Mitsubishi Outlander oferowany jest w trzech wersjach wyposażenia: Invite Plus, Intense oraz Instyle Navi. Do wyboru mamy również dwa silniki – benzynowy o pojemności 2,0-litra i mocy 150 KM z momentem obrotowym na poziomie 195 Nm oraz diesla 2,2-litra o mocy 150 KM z momentem obrotowym 380 Nm – oraz dwie skrzynie biegów – manualną oraz automatyczną CVT. Testowa wersja z 2,0-litrową benzyną i skrzynią CVT zdaniem producenta rozpędza się od 0 do 100 km/h w czasie 12,6 sekundy i osiąga prędkość maksymalną na poziomie 185 km/h. Średnie zużycie paliwa według deklaracji producenta to 8,2 l/100km w mieście, 5,9 poza nim oraz 6,7 w cyklu mieszanym. Jak wspomniałem wyżej, takie wyniki podczas normalnej jazdy są nieosiągalne.
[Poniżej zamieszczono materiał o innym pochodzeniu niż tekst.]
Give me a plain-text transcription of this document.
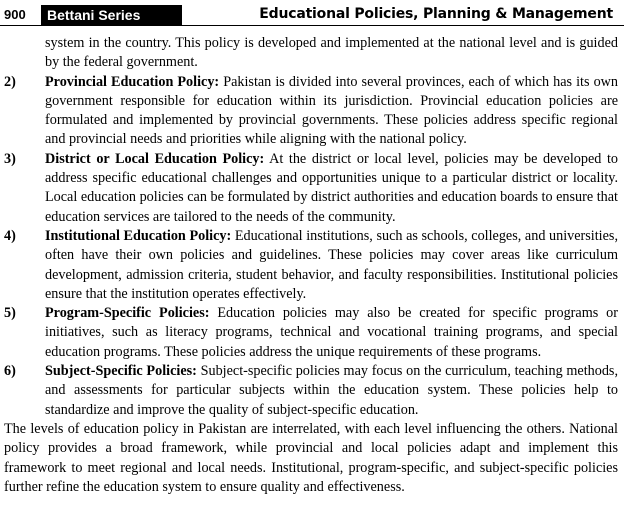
900	Bettani Series	Educational Policies, Planning & Management
system in the country. This policy is developed and implemented at the national level and is guided by the federal government.
2) Provincial Education Policy: Pakistan is divided into several provinces, each of which has its own government responsible for education within its jurisdiction. Provincial education policies are formulated and implemented by provincial governments. These policies address specific regional and provincial needs and priorities while aligning with the national policy.
3) District or Local Education Policy: At the district or local level, policies may be developed to address specific educational challenges and opportunities unique to a particular district or locality. Local education policies can be formulated by district authorities and education boards to ensure that education services are tailored to the needs of the community.
4) Institutional Education Policy: Educational institutions, such as schools, colleges, and universities, often have their own policies and guidelines. These policies may cover areas like curriculum development, admission criteria, student behavior, and faculty responsibilities. Institutional policies ensure that the institution operates effectively.
5) Program-Specific Policies: Education policies may also be created for specific programs or initiatives, such as literacy programs, technical and vocational training programs, and special education programs. These policies address the unique requirements of these programs.
6) Subject-Specific Policies: Subject-specific policies may focus on the curriculum, teaching methods, and assessments for particular subjects within the education system. These policies help to standardize and improve the quality of subject-specific education.
The levels of education policy in Pakistan are interrelated, with each level influencing the others. National policy provides a broad framework, while provincial and local policies adapt and implement this framework to meet regional and local needs. Institutional, program-specific, and subject-specific policies further refine the education system to ensure quality and effectiveness.
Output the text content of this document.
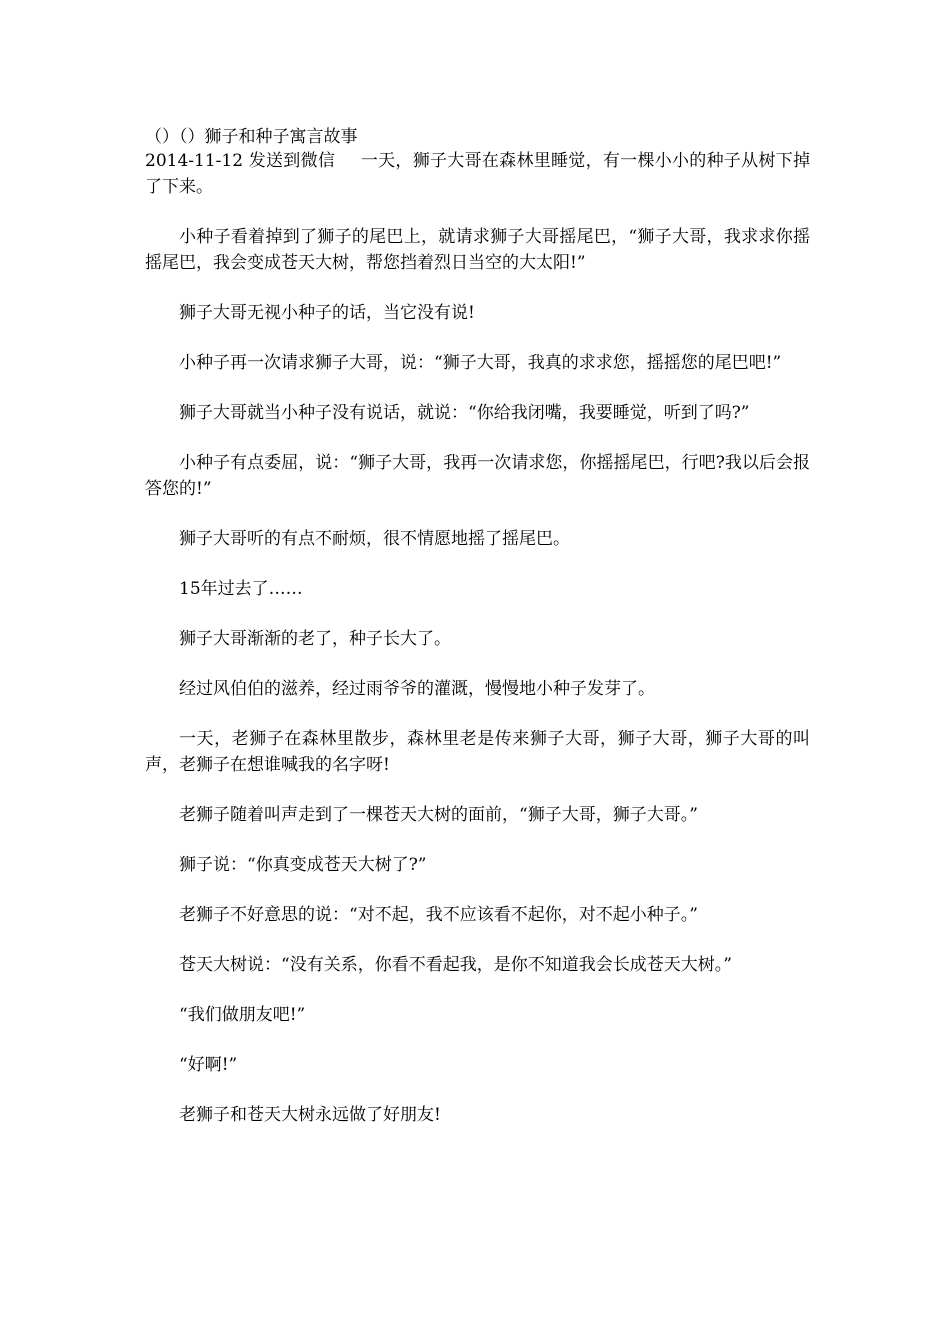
（）（）狮子和种子寓言故事

2014-11-12 发送到微信 一天，狮子大哥在森林里睡觉，有一棵小小的种子从树下掉了下来。

小种子看着掉到了狮子的尾巴上，就请求狮子大哥摇尾巴，“狮子大哥，我求求你摇摇尾巴，我会变成苍天大树，帮您挡着烈日当空的大太阳!”

狮子大哥无视小种子的话，当它没有说!

小种子再一次请求狮子大哥，说：“狮子大哥，我真的求求您，摇摇您的尾巴吧!”

狮子大哥就当小种子没有说话，就说：“你给我闭嘴，我要睡觉，听到了吗?”

小种子有点委屈，说：“狮子大哥，我再一次请求您，你摇摇尾巴，行吧?我以后会报答您的!”

狮子大哥听的有点不耐烦，很不情愿地摇了摇尾巴。

15年过去了……

狮子大哥渐渐的老了，种子长大了。

经过风伯伯的滋养，经过雨爷爷的灌溉，慢慢地小种子发芽了。

一天，老狮子在森林里散步，森林里老是传来狮子大哥，狮子大哥，狮子大哥的叫声，老狮子在想谁喊我的名字呀!

老狮子随着叫声走到了一棵苍天大树的面前，“狮子大哥，狮子大哥。”

狮子说：“你真变成苍天大树了?”

老狮子不好意思的说：“对不起，我不应该看不起你，对不起小种子。”

苍天大树说：“没有关系，你看不看起我，是你不知道我会长成苍天大树。”

“我们做朋友吧!”

“好啊!”

老狮子和苍天大树永远做了好朋友!
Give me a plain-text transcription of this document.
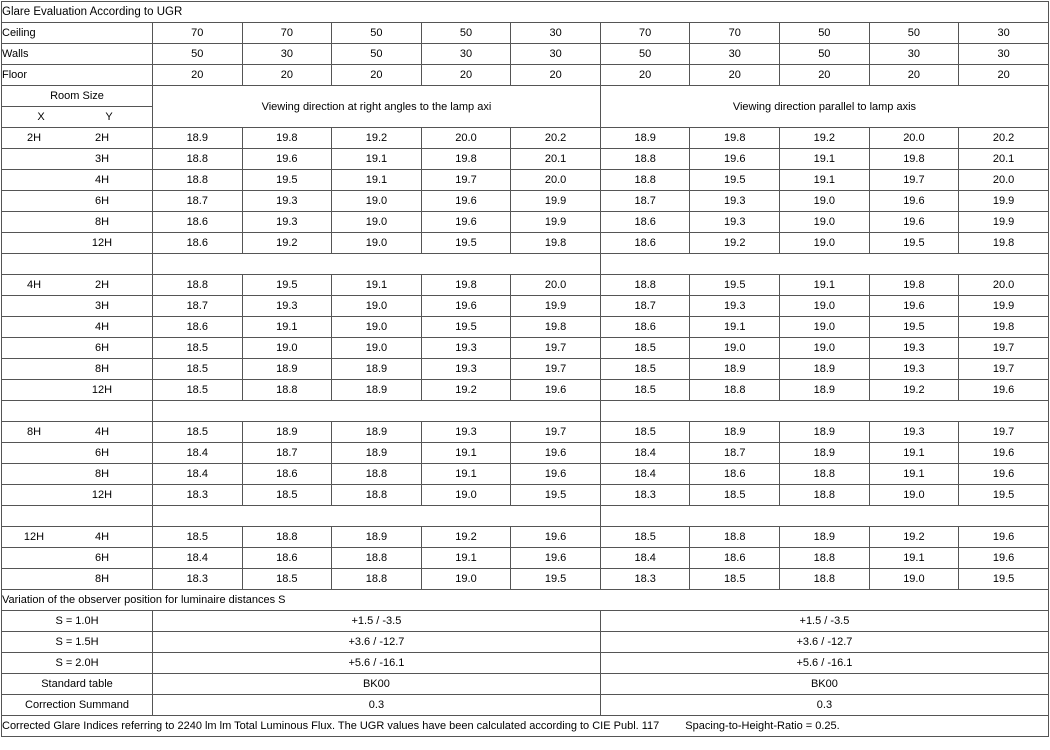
Glare Evaluation According to UGR										
Ceiling	70	70	50	50	30	70	70	50	50	30
Walls	50	30	50	30	30	50	30	50	30	30
Floor	20	20	20	20	20	20	20	20	20	20
Room Size	Viewing direction at right angles to the lamp axi					Viewing direction parallel to lamp axis				
X Y										
2H 2H	18.9	19.8	19.2	20.0	20.2	18.9	19.8	19.2	20.0	20.2
3H	18.8	19.6	19.1	19.8	20.1	18.8	19.6	19.1	19.8	20.1
4H	18.8	19.5	19.1	19.7	20.0	18.8	19.5	19.1	19.7	20.0
6H	18.7	19.3	19.0	19.6	19.9	18.7	19.3	19.0	19.6	19.9
8H	18.6	19.3	19.0	19.6	19.9	18.6	19.3	19.0	19.6	19.9
12H	18.6	19.2	19.0	19.5	19.8	18.6	19.2	19.0	19.5	19.8

4H 2H	18.8	19.5	19.1	19.8	20.0	18.8	19.5	19.1	19.8	20.0
3H	18.7	19.3	19.0	19.6	19.9	18.7	19.3	19.0	19.6	19.9
4H	18.6	19.1	19.0	19.5	19.8	18.6	19.1	19.0	19.5	19.8
6H	18.5	19.0	19.0	19.3	19.7	18.5	19.0	19.0	19.3	19.7
8H	18.5	18.9	18.9	19.3	19.7	18.5	18.9	18.9	19.3	19.7
12H	18.5	18.8	18.9	19.2	19.6	18.5	18.8	18.9	19.2	19.6

8H 4H	18.5	18.9	18.9	19.3	19.7	18.5	18.9	18.9	19.3	19.7
6H	18.4	18.7	18.9	19.1	19.6	18.4	18.7	18.9	19.1	19.6
8H	18.4	18.6	18.8	19.1	19.6	18.4	18.6	18.8	19.1	19.6
12H	18.3	18.5	18.8	19.0	19.5	18.3	18.5	18.8	19.0	19.5

12H 4H	18.5	18.8	18.9	19.2	19.6	18.5	18.8	18.9	19.2	19.6
6H	18.4	18.6	18.8	19.1	19.6	18.4	18.6	18.8	19.1	19.6
8H	18.3	18.5	18.8	19.0	19.5	18.3	18.5	18.8	19.0	19.5
Variation of the observer position for luminaire distances S										
S = 1.0H	+1.5 / -3.5					+1.5 / -3.5				
S = 1.5H	+3.6 / -12.7					+3.6 / -12.7				
S = 2.0H	+5.6 / -16.1					+5.6 / -16.1				
Standard table	BK00					BK00				
Correction Summand	0.3					0.3				
Corrected Glare Indices referring to 2240 lm lm Total Luminous Flux. The UGR values have been calculated according to CIE Publ. 117 Spacing-to-Height-Ratio = 0.25.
Najtańszy wariant z 2,0-litrowym silnikiem, napędem na przednią oś oraz manualną skrzynią biegów w wariancie Invite Plus kosztuje 86 990 złotych. A co dostaniemy w zamian? W pakiecie Invite Plus znajdziemy przednie, boczne i kurtynowe poduszki powietrzne, poduszkę kolanową kierowcy, systemy stabilizacji toru jazdy i kontroli trakcji (ASC + TCL), wspomagania hamowania (BAS) oraz ostrzegania o nagłym hamowaniu (ESS), jak również system ABS z elektronicznym rozkładem siły hamowania (EBD), system wspomagania ruszania pod górę (HSA), 16-calowe felgi aluminiowe, 3-ramienną skórzaną kierownicę z elektrycznym wspomaganiem, skórzany drążek zmiany biegów, automatyczną klimatyzację dwustrefową, tempomat, radioodtwarzacz CD/MP3 z 6 głośnikami i sterowaniem z kierownicy. Dość dobre wyposażenie jak na tę cenę, ale efekt psuje słabe wykonanie. Najdroższa wersja modelu z 2,2-litrowym silnikiem Diesla, napędem na cztery koła, skrzynią CVT w wariancie Instyle Navi kosztuje aż 178 500 złotych. W tej cenie możemy mieć nawet Mercedesa GLK 220 CDI 4MATIC BlueEFFICIENCY, który dysponuje bagażnikiem o pojemności 450 w standardowej konfiguracji, ale po rozłożeniu siedzeń pojemność wzrasta do 1550 litrów. Jak nie Mercedes, to Audi Q5 z 2,0-litrowym silnikiem TFSI o mocy 180 KM z napędem na cztery koła w cenie 151 900 złotych. Jeśli jednak zamierzamy kupić wersję podstawową, ciężko znaleźć dla Outlandera konkurenta. Powyżej kwoty 120-130 tysięcy, opłacalność zakupu drastycznie spada.
Podsumowanie
Czy Mitsubishi Outlander będzie udaną receptą na przyciągnięcie klientów? Z pewnością auto wzbudza mieszane uczucia. Niby ma tę samą bryłę co poprzednik, ale wymaga przyzwyczajenia. Wnętrze jest ładne, ale jakość wykonania gdzieniegdzie kuleje. Zawieszenie jest dobrze wyważone, ale nie jest to sportowiec. Mamy wygodną automatyczną skrzynię biegów, ale CVT ma swoje humory. Sporo tych sprzeczności, a skłonność do ich wybaczenia maleje wraz ceną. Dlatego myślę, że Mitsubishi Outlander właśnie w podstawowych wersjach z przyzwoitym wyposażeniem i dobrą ceną może być dobrym lekiem na kryzys.